Je ris à sa remarque, je repense au temps où il me définissait sa version de l'amitié, lorsque nous étions perchés en haut de la grande roue. Il m'a avoué qu'il éprouvait de l'affection pour moi et même si je ne l'assumais pas, je savais que c'était aussi mon cas.
Je le suis et je marque un temps d'hésitation avant d'entrer dans l'ascenseur, ce qu'il ne manque pas de remarquer puisqu'un coin de sa bouche se relève, dessinant un sourire de tombeur, et fronce les sourcils.
— Quoi, tu penses toujours que je suis un psychopathe en pleine recherche de chair fraiche ?
— Peut-être bien, dis-je.
La vérité, c'est que je n'ai pas envie d'être enfermée dans cet ascenseur minuscule avec un mec aussi... aussi... avec lui, quoi. Dans le trois quart des films ou séries que j'ai vus, lorsqu'un couple entrait dans un ascenseur, ça finissait toujours mal. Enfin, par mal, comprenez quelque chose de pas si mal que ça ; les deux protagonistes se sautent pratiquement dessus.

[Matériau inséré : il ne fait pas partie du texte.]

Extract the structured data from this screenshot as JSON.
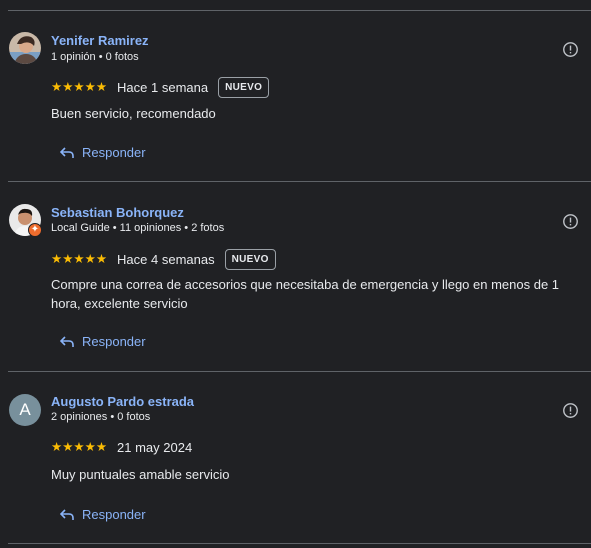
{
  "reviews": [
    {
      "name": "Yenifer Ramirez",
      "meta": "1 opinión • 0 fotos",
      "stars": "★★★★★",
      "rating": 5,
      "date": "Hace 1 semana",
      "badge": "NUEVO",
      "text": "Buen servicio, recomendado",
      "reply": "Responder",
      "avatar_icon": "person-photo-icon"
    },
    {
      "name": "Sebastian Bohorquez",
      "meta": "Local Guide • 11 opiniones • 2 fotos",
      "stars": "★★★★★",
      "rating": 5,
      "date": "Hace 4 semanas",
      "badge": "NUEVO",
      "text": "Compre una correa de accesorios que necesitaba de emergencia y llego en menos de 1 hora, excelente servicio",
      "reply": "Responder",
      "avatar_icon": "person-photo-icon"
    },
    {
      "name": "Augusto Pardo estrada",
      "meta": "2 opiniones • 0 fotos",
      "stars": "★★★★★",
      "rating": 5,
      "date": "21 may 2024",
      "avatar_letter": "A",
      "text": "Muy puntuales amable servicio",
      "reply": "Responder"
    }
  ],
  "colors": {
    "background": "#202124",
    "link": "#8ab4f8",
    "star": "#fbbc04",
    "divider": "#5f6368",
    "letter_avatar": "#78909c",
    "guide_badge": "#ee6c2d"
  },
  "icons": {
    "flag": "report-flag-icon",
    "reply": "reply-arrow-icon",
    "guide": "local-guide-badge-icon"
  }
}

Oh, j'oubliais ! Vous allez me demander «Et l'autre quart alors, tu en fais quoi ?». Je vais vous le dire. Dans le quart restant, l'ascenseur tombe en panne et les protagonistes se blessent en tentant de sortir de la cabine par une trappe, afin d'escalader les câbles de l'ascenseur, pour atteindre un étage. Alors soit ils sont forts et y arrivent, soit ils échouent et meurent carbonisés dans la super explosion qu'aura provoquée la cabine en s'écrasant tout en bas. Je vous l'ai dit, les ascenseurs, ce n'est pas un lieu idéal.
— C'est parce que tu as vu 50 nuances de Grey ? demande-t-il. Je ne m'appelle pas Christian Grey, je pense que tu peux entrer dans cette cabine sans aucune crainte.

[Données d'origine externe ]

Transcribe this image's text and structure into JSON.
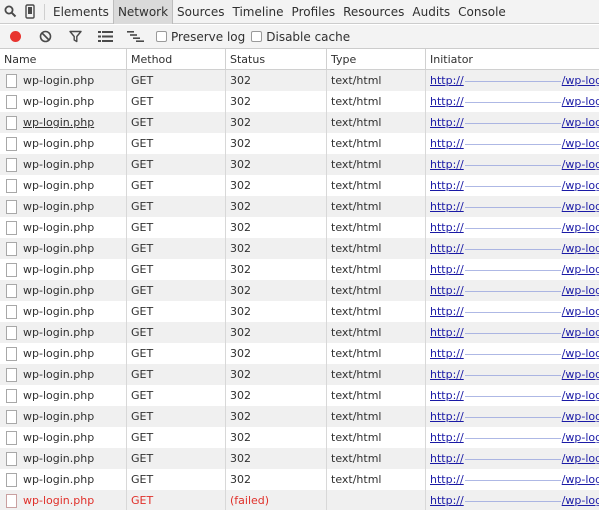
{
  "devtools": {
    "tabs": [
      {
        "label": "Elements",
        "active": false
      },
      {
        "label": "Network",
        "active": true
      },
      {
        "label": "Sources",
        "active": false
      },
      {
        "label": "Timeline",
        "active": false
      },
      {
        "label": "Profiles",
        "active": false
      },
      {
        "label": "Resources",
        "active": false
      },
      {
        "label": "Audits",
        "active": false
      },
      {
        "label": "Console",
        "active": false
      }
    ],
    "icons": [
      "search-icon",
      "device-mode-icon"
    ]
  },
  "toolbar": {
    "record_icon": "record-icon",
    "clear_icon": "clear-icon",
    "filter_icon": "filter-icon",
    "list_view_icon": "large-rows-icon",
    "overview_icon": "overview-icon",
    "preserve_log_label": "Preserve log",
    "disable_cache_label": "Disable cache",
    "record_color": "#e8342f"
  },
  "table": {
    "columns": [
      "Name",
      "Method",
      "Status",
      "Type",
      "Initiator"
    ],
    "initiator_prefix": "http://",
    "initiator_suffix": "/wp-login.php",
    "rows": [
      {
        "name": "wp-login.php",
        "method": "GET",
        "status": "302",
        "type": "text/html"
      },
      {
        "name": "wp-login.php",
        "method": "GET",
        "status": "302",
        "type": "text/html"
      },
      {
        "name": "wp-login.php",
        "method": "GET",
        "status": "302",
        "type": "text/html",
        "underline": true
      },
      {
        "name": "wp-login.php",
        "method": "GET",
        "status": "302",
        "type": "text/html"
      },
      {
        "name": "wp-login.php",
        "method": "GET",
        "status": "302",
        "type": "text/html"
      },
      {
        "name": "wp-login.php",
        "method": "GET",
        "status": "302",
        "type": "text/html"
      },
      {
        "name": "wp-login.php",
        "method": "GET",
        "status": "302",
        "type": "text/html"
      },
      {
        "name": "wp-login.php",
        "method": "GET",
        "status": "302",
        "type": "text/html"
      },
      {
        "name": "wp-login.php",
        "method": "GET",
        "status": "302",
        "type": "text/html"
      },
      {
        "name": "wp-login.php",
        "method": "GET",
        "status": "302",
        "type": "text/html"
      },
      {
        "name": "wp-login.php",
        "method": "GET",
        "status": "302",
        "type": "text/html"
      },
      {
        "name": "wp-login.php",
        "method": "GET",
        "status": "302",
        "type": "text/html"
      },
      {
        "name": "wp-login.php",
        "method": "GET",
        "status": "302",
        "type": "text/html"
      },
      {
        "name": "wp-login.php",
        "method": "GET",
        "status": "302",
        "type": "text/html"
      },
      {
        "name": "wp-login.php",
        "method": "GET",
        "status": "302",
        "type": "text/html"
      },
      {
        "name": "wp-login.php",
        "method": "GET",
        "status": "302",
        "type": "text/html"
      },
      {
        "name": "wp-login.php",
        "method": "GET",
        "status": "302",
        "type": "text/html"
      },
      {
        "name": "wp-login.php",
        "method": "GET",
        "status": "302",
        "type": "text/html"
      },
      {
        "name": "wp-login.php",
        "method": "GET",
        "status": "302",
        "type": "text/html"
      },
      {
        "name": "wp-login.php",
        "method": "GET",
        "status": "302",
        "type": "text/html"
      },
      {
        "name": "wp-login.php",
        "method": "GET",
        "status": "(failed)",
        "type": "",
        "failed": true
      }
    ]
  }
}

Il m'adresse un large sourire, encore et toujours des sourires. Je me demande comment il fait pour ne pas avoir une crampe à la mâchoire. Sérieusement, le jour où j'ai fait une collecte de dons obligatoire pour le lycée en faisant du porte à porte, j'ai bien cru que j'allais rester bloquée en position sourire toute ma vie. Je me détends, lui rends son sourire et entre dans la cabine. Duncan appuie sur le bouton du cinquième étage tandis que je me terre vers le fond de la cabine et me place devant le miroir.
Mon chignon est perché sur le sommet de mon crâne, comme toujours, c'est sa place. Je n'ai pas bonne mine, mais ce n'est pas si terrible que ça. Disons que j'ai l'air d'avoir fait une longue séance de sport, une nuit blanche, une dissertation compliquée et une autre nuit blanche. Ce n'est pas si terrible que ça. Duncan s'empare de mon élastique et défait mon chignon mal attaché, mes cheveux tombent en cascade sur mes épaules, me donnant tout de suite meilleure mine ; retirez la dissertation du tableau.

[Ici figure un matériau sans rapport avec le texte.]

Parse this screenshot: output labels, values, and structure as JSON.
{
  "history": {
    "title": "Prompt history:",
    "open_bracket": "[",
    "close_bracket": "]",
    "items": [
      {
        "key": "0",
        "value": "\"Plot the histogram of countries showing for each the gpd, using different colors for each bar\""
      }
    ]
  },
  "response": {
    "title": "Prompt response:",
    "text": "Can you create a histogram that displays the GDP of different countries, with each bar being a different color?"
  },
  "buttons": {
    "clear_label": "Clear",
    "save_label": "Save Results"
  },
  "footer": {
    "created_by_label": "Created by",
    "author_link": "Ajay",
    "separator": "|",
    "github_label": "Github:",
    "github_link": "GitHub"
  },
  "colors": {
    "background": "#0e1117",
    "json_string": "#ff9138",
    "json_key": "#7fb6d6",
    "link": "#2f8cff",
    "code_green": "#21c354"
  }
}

Je fixe son reflet dans le miroir, il fait de même. Son regard est pénétrant et l'ascenseur bien trop lent. Je vois la main de Duncan glisser sur mon épaule, il décale ma masse de cheveux sur le côté et approche dangereusement sa bouche de mon cou et l'embrasse sensuellement, comme si c'était l'endroit et le moment.
— Duncan, t'avais dit que...
— Ouais, et bien j'ai menti, comme toi.
Il continue de m'embrasser et je dois dire que c'est vraiment agréable. Lorsqu'il rouvre les yeux et les lève vers moi, son regard est brûlant et hypnotisant. Les portes de l'ascenseur s'ouvrent, il en sort, me laissant seule et déboussolée dans la cabine.